The automatic evaluation of LLM-based agent intelligence is critical in developing advanced LLM-based agents. Although considerable effort has been devoted to developing human-annotated evaluation datasets, such as AlpacaEval, existing techniques are costly, time-consuming, and lack adaptability. In this paper, inspired by the popular language game ``Who is Spy'', we propose to use the word guessing game to assess the intelligence performance of LLMs. Given a word, the LLM is asked to describe the word and determine its identity (spy or not) based on its and other players' descriptions. Ideally, an advanced agent should possess the ability to accurately describe a given word using an aggressive description while concurrently maximizing confusion in the conservative description, enhancing its participation in the game. To this end, we first develop DEEP to evaluate LLMs' expression and disguising abilities. DEEP requires LLM to describe a word in aggressive and conservative modes. We then introduce SpyGame, an interactive multi-agent framework designed to assess LLMs' intelligence through participation in a competitive language-based board game. Incorporating multi-agent interaction, SpyGame requires the target LLM to possess linguistic skills and strategic thinking, providing a more comprehensive evaluation of LLMs' human-like cognitive abilities and adaptability in complex communication situations. The proposed evaluation framework is very easy to implement. We collected words from multiple sources, domains, and languages and used the proposed evaluation framework to conduct experiments. Extensive experiments demonstrate that the proposed DEEP and SpyGame effectively evaluate the capabilities of various LLMs, capturing their ability to adapt to novel situations and engage in strategic communication.

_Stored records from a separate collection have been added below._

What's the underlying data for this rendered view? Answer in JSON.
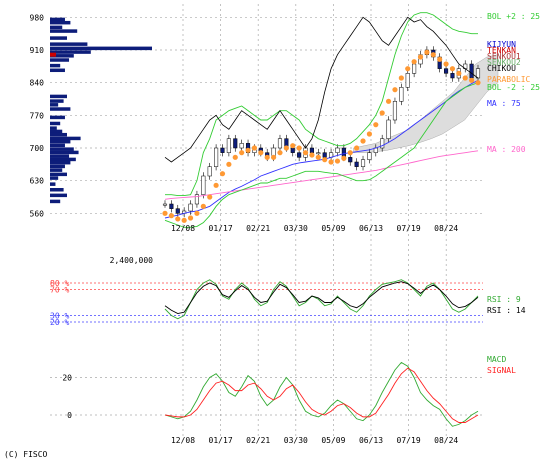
{
  "copyright": "(C) FISCO",
  "colors": {
    "grid": "#aaaaaa",
    "price": "#000000",
    "volume_profile": "#0d1d7a",
    "candle_up": "#ffffff",
    "candle_down": "#0d1d7a",
    "bollinger": "#33cc33",
    "ichimoku_cloud": "#dddddd",
    "kijyun": "#0000cc",
    "tenkan": "#cc0000",
    "senkou_a": "#aa3333",
    "senkou_b": "#66aa66",
    "chikou": "#000000",
    "ma75": "#3333ff",
    "ma200": "#ff66cc",
    "parabolic": "#ff9933",
    "rsi9": "#33aa33",
    "rsi14": "#000000",
    "macd": "#33aa33",
    "signal": "#ff2222",
    "rsi_upper_band": "#ff4444",
    "rsi_lower_band": "#4444ff"
  },
  "chart_data": [
    {
      "type": "line",
      "panel": "price",
      "x_ticks": [
        "12/08",
        "01/17",
        "02/21",
        "03/30",
        "05/09",
        "06/13",
        "07/19",
        "08/24"
      ],
      "y_ticks": [
        560,
        630,
        700,
        770,
        840,
        910,
        980
      ],
      "ylim": [
        520,
        1000
      ],
      "volume_label": "2,400,000",
      "grid": true,
      "legend": [
        {
          "label": "BOL +2 : 25",
          "color": "#33cc33"
        },
        {
          "label": "KIJYUN",
          "color": "#0000cc"
        },
        {
          "label": "TENKAN",
          "color": "#cc0000"
        },
        {
          "label": "SENKOU1",
          "color": "#aa3333"
        },
        {
          "label": "SENKOU2",
          "color": "#66aa66"
        },
        {
          "label": "CHIKOU",
          "color": "#000000"
        },
        {
          "label": "PARABOLIC",
          "color": "#ff9933"
        },
        {
          "label": "BOL -2 : 25",
          "color": "#33cc33"
        },
        {
          "label": "MA : 75",
          "color": "#3333ff"
        },
        {
          "label": "MA : 200",
          "color": "#ff66cc"
        }
      ],
      "series": [
        {
          "name": "close",
          "values": [
            580,
            570,
            560,
            565,
            580,
            600,
            640,
            660,
            700,
            690,
            720,
            700,
            710,
            690,
            700,
            690,
            680,
            700,
            720,
            700,
            690,
            680,
            700,
            690,
            690,
            680,
            690,
            700,
            680,
            670,
            660,
            675,
            690,
            700,
            720,
            760,
            800,
            830,
            860,
            880,
            900,
            910,
            895,
            870,
            860,
            850,
            870,
            880,
            850,
            870
          ]
        },
        {
          "name": "MA : 75",
          "values": [
            550,
            553,
            556,
            560,
            563,
            565,
            570,
            575,
            585,
            595,
            605,
            612,
            618,
            625,
            632,
            640,
            645,
            650,
            655,
            660,
            665,
            668,
            670,
            672,
            674,
            676,
            680,
            684,
            688,
            690,
            692,
            694,
            696,
            700,
            705,
            712,
            720,
            730,
            740,
            750,
            760,
            770,
            780,
            790,
            800,
            812,
            822,
            830,
            838,
            845
          ]
        },
        {
          "name": "MA : 200",
          "values": [
            590,
            592,
            593,
            594,
            595,
            596,
            598,
            600,
            602,
            604,
            606,
            608,
            610,
            612,
            614,
            616,
            618,
            620,
            622,
            624,
            626,
            628,
            630,
            632,
            634,
            636,
            638,
            640,
            642,
            644,
            646,
            648,
            650,
            652,
            655,
            658,
            661,
            664,
            667,
            670,
            673,
            676,
            679,
            682,
            684,
            686,
            688,
            690,
            692,
            694
          ]
        },
        {
          "name": "BOL +2 : 25",
          "values": [
            600,
            600,
            598,
            598,
            600,
            630,
            690,
            720,
            760,
            770,
            780,
            785,
            790,
            780,
            770,
            760,
            760,
            770,
            780,
            780,
            770,
            760,
            740,
            730,
            720,
            715,
            710,
            705,
            705,
            710,
            720,
            735,
            750,
            770,
            800,
            850,
            900,
            940,
            970,
            985,
            990,
            990,
            985,
            975,
            965,
            955,
            950,
            948,
            945,
            945
          ]
        },
        {
          "name": "BOL -2 : 25",
          "values": [
            545,
            540,
            535,
            530,
            530,
            532,
            540,
            555,
            575,
            590,
            600,
            605,
            610,
            615,
            620,
            625,
            625,
            630,
            635,
            635,
            640,
            645,
            650,
            650,
            650,
            648,
            646,
            645,
            640,
            635,
            630,
            630,
            632,
            640,
            650,
            660,
            670,
            680,
            690,
            700,
            720,
            740,
            760,
            780,
            800,
            810,
            820,
            830,
            835,
            840
          ]
        },
        {
          "name": "CHIKOU",
          "values": [
            680,
            670,
            680,
            690,
            700,
            720,
            740,
            760,
            770,
            750,
            740,
            760,
            780,
            770,
            760,
            750,
            740,
            760,
            780,
            760,
            740,
            720,
            700,
            720,
            760,
            820,
            870,
            900,
            920,
            940,
            960,
            980,
            970,
            950,
            930,
            920,
            940,
            960,
            980,
            970,
            975,
            960,
            950,
            935,
            920,
            900,
            880,
            870,
            860,
            850
          ]
        },
        {
          "name": "PARABOLIC",
          "values": [
            560,
            555,
            548,
            545,
            550,
            560,
            575,
            595,
            620,
            645,
            665,
            680,
            690,
            695,
            700,
            690,
            680,
            680,
            690,
            700,
            705,
            700,
            690,
            685,
            680,
            675,
            670,
            672,
            678,
            690,
            700,
            715,
            730,
            750,
            775,
            800,
            825,
            850,
            870,
            885,
            895,
            905,
            900,
            890,
            880,
            870,
            860,
            850,
            845,
            840
          ]
        }
      ]
    },
    {
      "type": "line",
      "panel": "RSI",
      "y_ticks": [
        20,
        30,
        70,
        80
      ],
      "y_tick_labels": [
        "20 %",
        "30 %",
        "70 %",
        "80 %"
      ],
      "ylim": [
        0,
        100
      ],
      "series": [
        {
          "name": "RSI : 9",
          "values": [
            40,
            30,
            25,
            30,
            50,
            70,
            80,
            85,
            78,
            60,
            55,
            70,
            80,
            72,
            55,
            45,
            50,
            70,
            82,
            75,
            60,
            45,
            50,
            60,
            55,
            45,
            48,
            60,
            50,
            40,
            35,
            45,
            60,
            70,
            78,
            80,
            82,
            85,
            80,
            70,
            60,
            75,
            80,
            70,
            55,
            40,
            35,
            40,
            50,
            60
          ]
        },
        {
          "name": "RSI : 14",
          "values": [
            45,
            38,
            33,
            35,
            50,
            65,
            75,
            80,
            76,
            62,
            58,
            68,
            76,
            70,
            58,
            50,
            52,
            66,
            78,
            73,
            62,
            50,
            52,
            60,
            57,
            50,
            50,
            58,
            52,
            45,
            42,
            48,
            58,
            66,
            74,
            77,
            80,
            82,
            79,
            72,
            64,
            72,
            77,
            70,
            60,
            48,
            42,
            44,
            50,
            58
          ]
        }
      ]
    },
    {
      "type": "line",
      "panel": "MACD",
      "y_ticks": [
        0,
        20
      ],
      "ylim": [
        -8,
        32
      ],
      "series": [
        {
          "name": "MACD",
          "values": [
            0,
            -1,
            -2,
            -1,
            2,
            8,
            15,
            20,
            22,
            18,
            12,
            10,
            15,
            21,
            18,
            10,
            5,
            8,
            15,
            20,
            16,
            8,
            2,
            0,
            -1,
            1,
            5,
            8,
            6,
            2,
            -2,
            -3,
            0,
            5,
            12,
            18,
            24,
            28,
            26,
            20,
            12,
            8,
            5,
            3,
            -2,
            -6,
            -5,
            -3,
            0,
            2
          ]
        },
        {
          "name": "SIGNAL",
          "values": [
            0,
            -0.5,
            -1,
            -1,
            0,
            3,
            8,
            13,
            17,
            18,
            16,
            13,
            13,
            16,
            17,
            14,
            10,
            8,
            10,
            14,
            16,
            12,
            7,
            3,
            1,
            0,
            2,
            5,
            6,
            4,
            1,
            -1,
            -1,
            1,
            6,
            11,
            17,
            22,
            25,
            23,
            18,
            13,
            9,
            6,
            2,
            -2,
            -4,
            -4,
            -2,
            0
          ]
        }
      ]
    }
  ]
}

翻译：基于大语言模型（LLM）的智能体自动评估对于开发先进LLM智能体至关重要。尽管已有大量研究致力于构建人工标注评估数据集（如AlpacaEval），现有技术仍存在成本高、耗时长、适应性不足等问题。本文受流行语言游戏《谁是卧底》启发，提出利用词汇猜测游戏评估LLM的智能表现。给定一个词汇后，LLM需描述该词汇并根据自身及其他玩家的描述判断身份（是否为卧底）。理想情况下，高级智能体应具备精准描述给定词汇的能力（采用激进式描述），同时在保守式描述中最大化混淆效果以增强游戏参与度。为此，我们首先开发DEEP方法评估LLM的表达与伪装能力——该方法要求LLM分别以激进模式和保守模式描述词汇。随后引入SpyGame——一个通过参与竞争性语言桌面游戏评估LLM智能的交互式多智能体框架。SpyGame通过多智能体交互，要求目标LLM兼具语言技巧与战略思维，能更全面评估LLM在复杂沟通场景中类人认知能力与适应性的表现。本评估框架实施极为简便。我们从多源、多领域、多语种收集词汇并开展实验。广泛实验表明，DEEP与SpyGame可有效评估各类LLM的能力，精准捕捉其适应新情境与开展战略沟通的能力。